Faraji Shikanda Ombonya | Software Engineer Portfolio

Keyword search sometimes is not enough. Sometimes you want to search based on meaning. This is where vector search comes in. In this article, I want to take you through how I built a Library Search Engine that is powered by vector search.

Digital art by Dall-E

Setting up the vector database

To store vectors in my PostgreSQL database, I needed to set up pgvector. Pgvector is an open source vector similarity search for Postgres. See Pg Vectors documentation (https://github.com/pgvector/pgvector/blob/master/README.md), se this for python specific documentation (https://github.com/pgvector/pgvector-python?tab=readme-ov-file#django) to learn more about what it is and how to set it up. Pgvector allowed me to store embeddings in a Postgresql database instead of a specialized vector database.

Training the Word2Vec model

To train the Word2Vec model, I created a script that loads the dataset with pandas, iterates over each book. Takes important attributes e.g name, description etc. and builds a chunk of text with information about the book. We will call this chunk of text a sentence. It then tokenizes the sentences with BertTokenizer. BertTokenizer will transform the sentence into lowercase and split the sentence into a list of tokens. It then takes a list of all tokenized sentences and passes them to the Word2Vec model for training. After successful training, the model is saved to a file.

Seeding the database

Seeding the database involved the following steps. Creating a script that uses pandas to load the dataset from a csv file. Uses iterrows method from the dataframe object to efficiently iterate over the dataset and create a book object from each line. Loading the list of books into the database in bulk.

Generating embeddings

Embeddings are vector representations of words that contain meaning. To generate embeddings, I started by iterating over all book objects in the database. Next, using the attributes of each book, I created a sentence. A sentence, in this context, is a group of texts that describe an object. For instance, the attributes of a book object e.g the book’s title, description, authors e.t.c. make up a sentence. I then tokenized the sentence with BertTokenizer. After tokenization, I ended up with a list of tokens. Thereafter, I filtered out invalid tokens by checking that each token was present in the model’s keyed vectors. I then created a list of vectors. Each Item in the list was a vector representation of each token. I then averaged the vectors with numpy’s mean method to get one average embedding. I then used the average embedding to update the book’s embedding field and saved the object.

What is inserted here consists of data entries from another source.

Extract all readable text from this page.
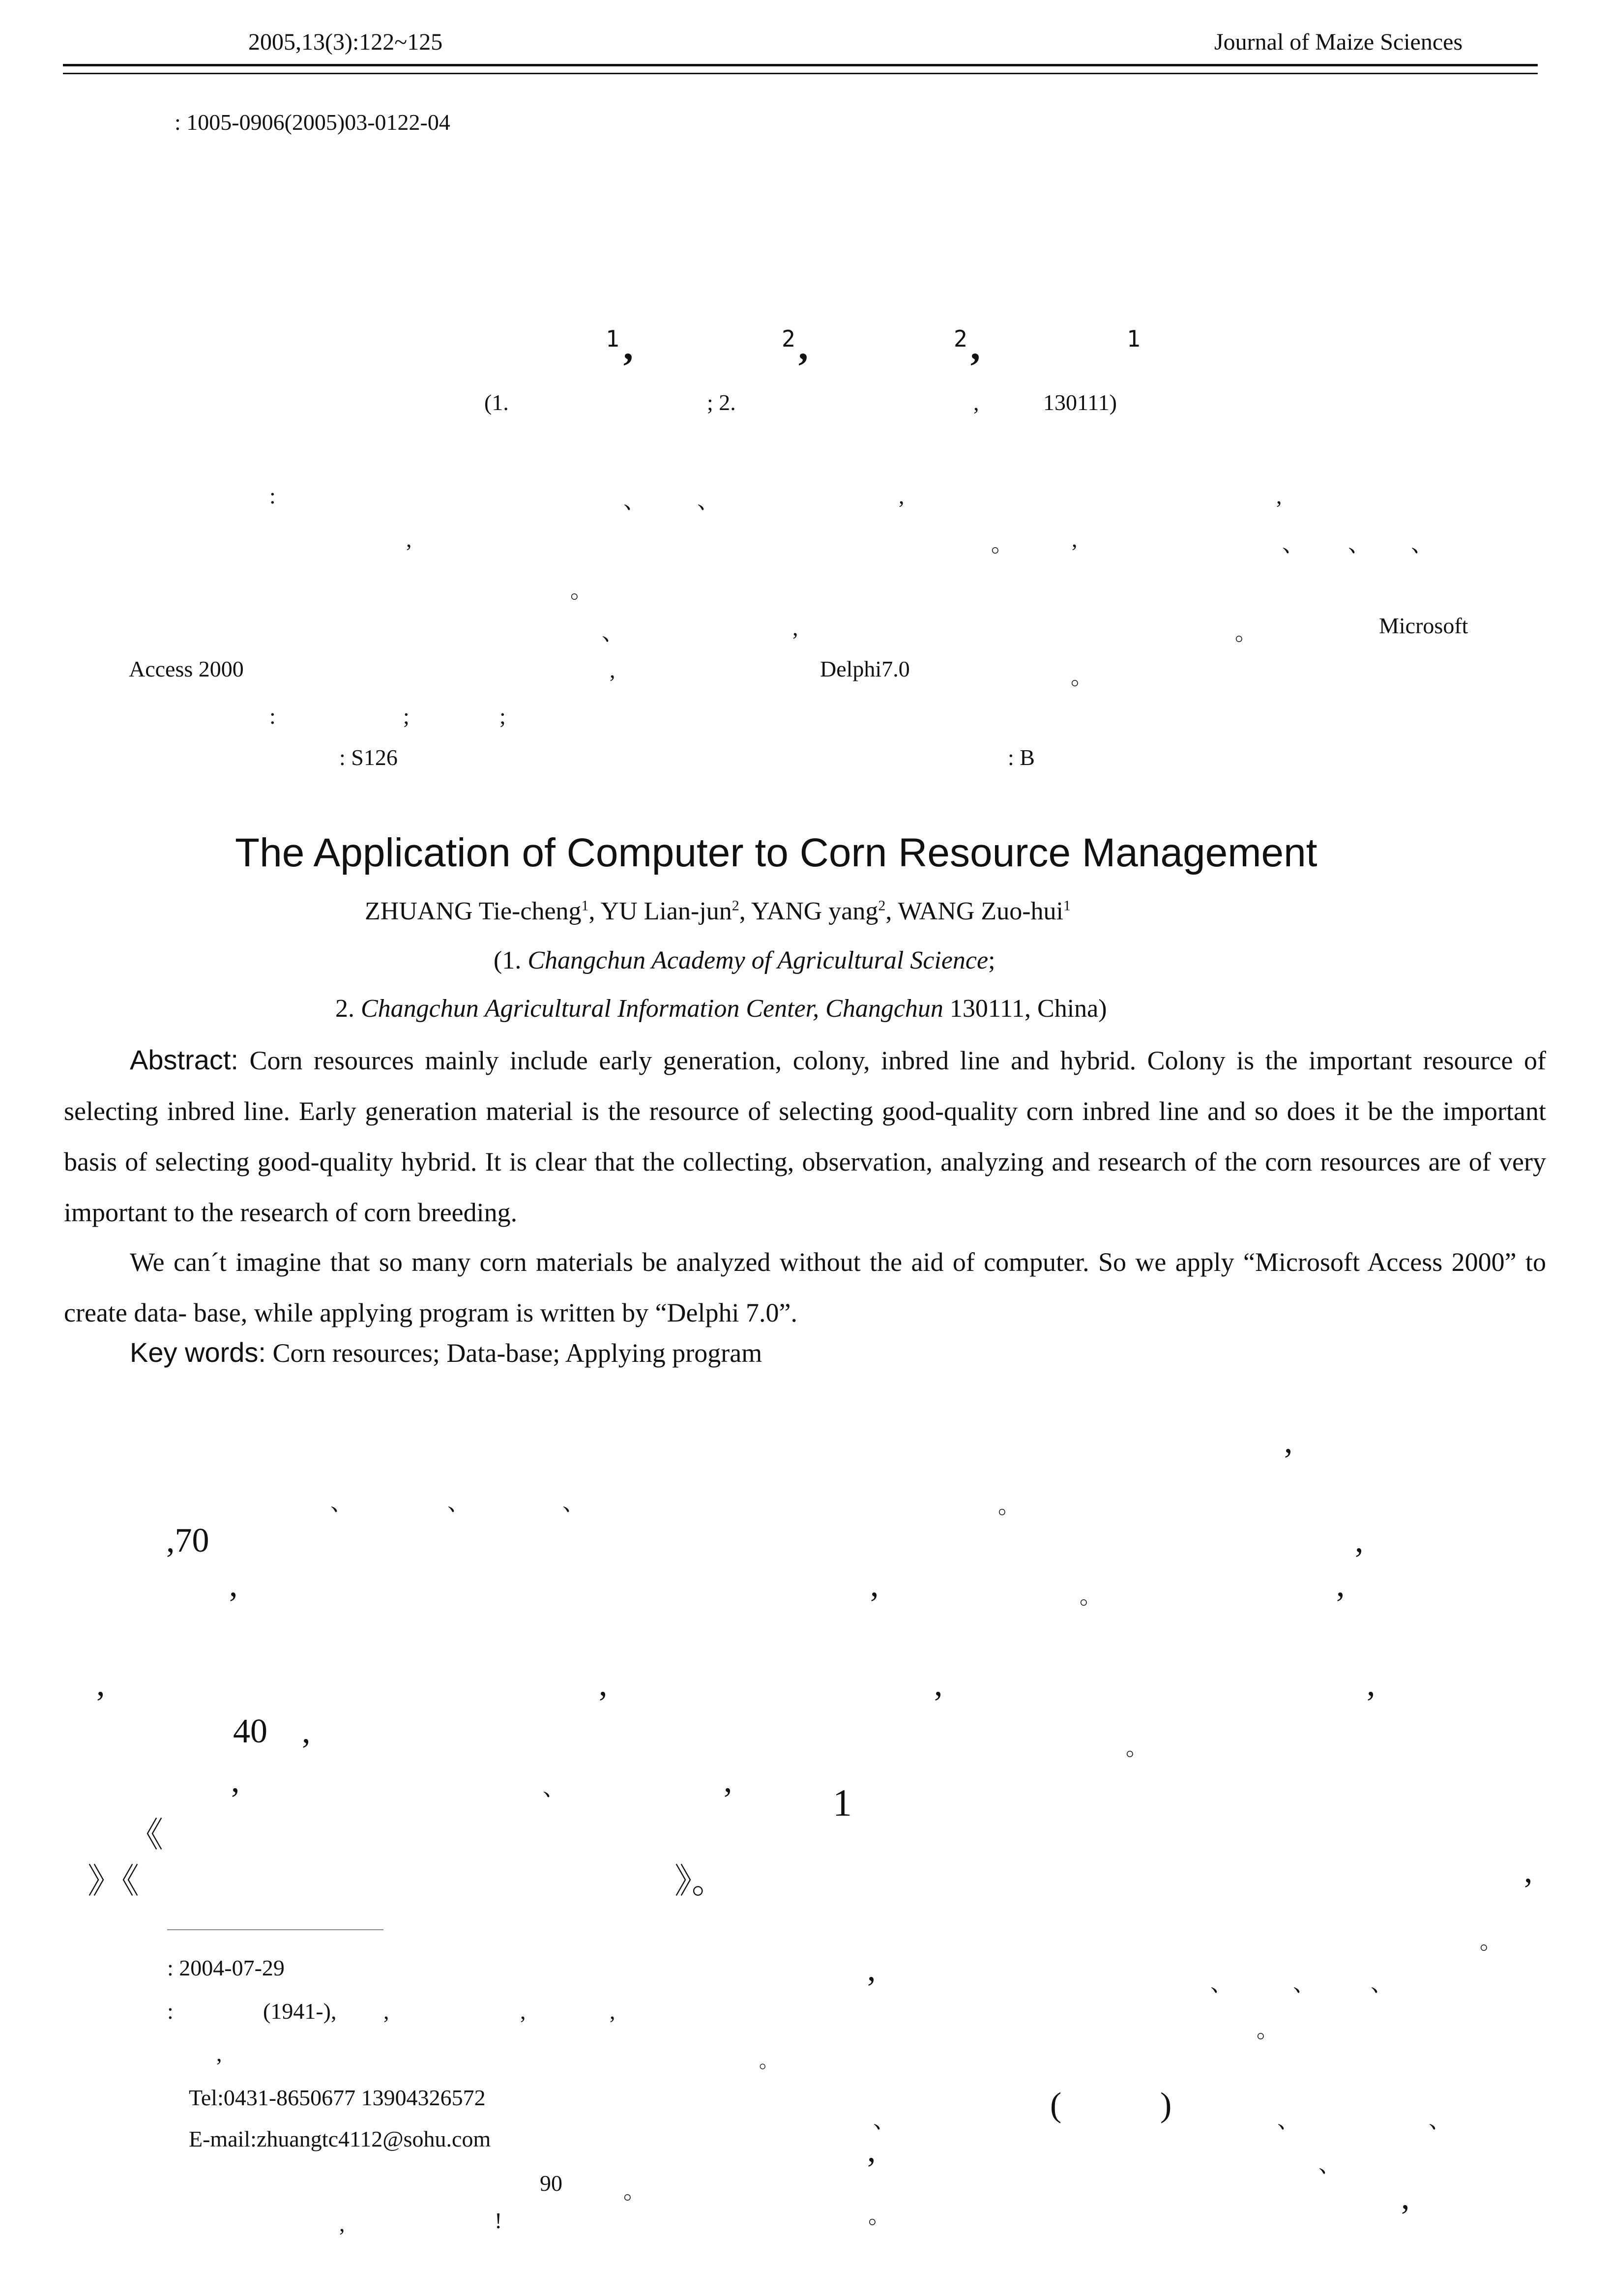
2005,13(3):122~125	Journal of Maize Sciences
: 1005-0906(2005)03-0122-04
1 ,	2 ,	2 ,	1
(1.	; 2.	,	130111)
:	、 、	,	,
,	。	,	、 、 、
。
、	,	。	Microsoft
Access 2000	,	Delphi7.0	。
:	;	;
: S126	: B
The Application of Computer to Corn Resource Management
ZHUANG Tie-cheng$^1$, YU Lian-jun$^2$, YANG yang$^2$, WANG Zuo-hui$^1$
(1. Changchun Academy of Agricultural Science;
2. Changchun Agricultural Information Center, Changchun 130111, China)
Abstract: Corn resources mainly include early generation, colony, inbred line and hybrid. Colony is the important resource of selecting inbred line. Early generation material is the resource of selecting good-quality corn inbred line and so does it be the important basis of selecting good-quality hybrid. It is clear that the collecting, observation, analyzing and research of the corn resources are of very important to the research of corn breeding.
We can´t imagine that so many corn materials be analyzed without the aid of computer. So we apply “Microsoft Access 2000” to create data- base, while applying program is written by “Delphi 7.0”.
Key words: Corn resources; Data-base; Applying program
,
、	、	、	。
,70	,
,	,	。	,
,	,	,	,
40 ,	。
,	、	,
《
》《	》。
1
,
。
,	、	、 、
。
、	(	)	、	、
,	、
。	,
: 2004-07-29
:	(1941-), ,	,	,
,	。
Tel:0431-8650677 13904326572
E-mail:zhuangtc4112@sohu.com
90	。
,	!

Generating embeddings and seeding the database at the same time

I also decided to add another script that generates embeddings and seeds the database at the same time. This is different from previous approaches where seeding and generating embeddings happened in two separate steps. I started by creating a book generator. A generator in python is an iterable that yields the next item in the sequence when needed. The generator loads the dataset with pandas. Uses the dataframe’s iterrows methods to iterate over rows in the dataset. Each row in the dataset represents a book. The generator then creates a book object that also includes the book’s embeddings and finally yields the book. I then loaded the books into the database by using Book.objects created in bulk method and passing the books generator as an iterable.

There are several advantages to this approach. One, we’re leveraging django ORM’s create_bulk etc. The limitations to this approach is it is only useful if you need to clear the whole database, It does not make sense If your database already has items.

API

Model

A Django model that represents a book with attributes such as title, description, authors, publisher and embeddings. The embeddings property stores the embeddings of the book.

Serializer

A simple Django rest framework model serializer

View

After setting up the model and the searializer, the next step was to write the logic that would leverage the setup to serve search request. I therefore started by getting the submitted search term from the request object and applied regex on it to remove special characters. Next, I used BertTokenizer to tokenize the search term. Using BertTokenizer on a sentence returns a list of tokens. I then filtered out valid tokens by checking that the token exists in the model’s keys vectors. I then used numpy’s mean method to get the average embeddings for the list of tokens.

After preprocessing the search term and getting its vector representation, I was now ready to perform a query that retrieves items with similar embeddings. I achieved this by using the CosineDistance function provided by pgvector.django package to annotate each item in the queryset with a distance relative to the search embeddings. After annotating, I ordered the items by the annotated distance and applied a filter that only gets items with a distance of less than 0.5 from the search term embeddings. Finally, I prepared the response by paginating the queryset and including relevant metadata before returning the response.

Conclusion

In conclusion, to leverage vector search to power search I had to: Setup pg vector, train a Word2Vec model, use the model to generate embeddings. Store those embeddings in a vector database, use Cosine distance to perform similarity search.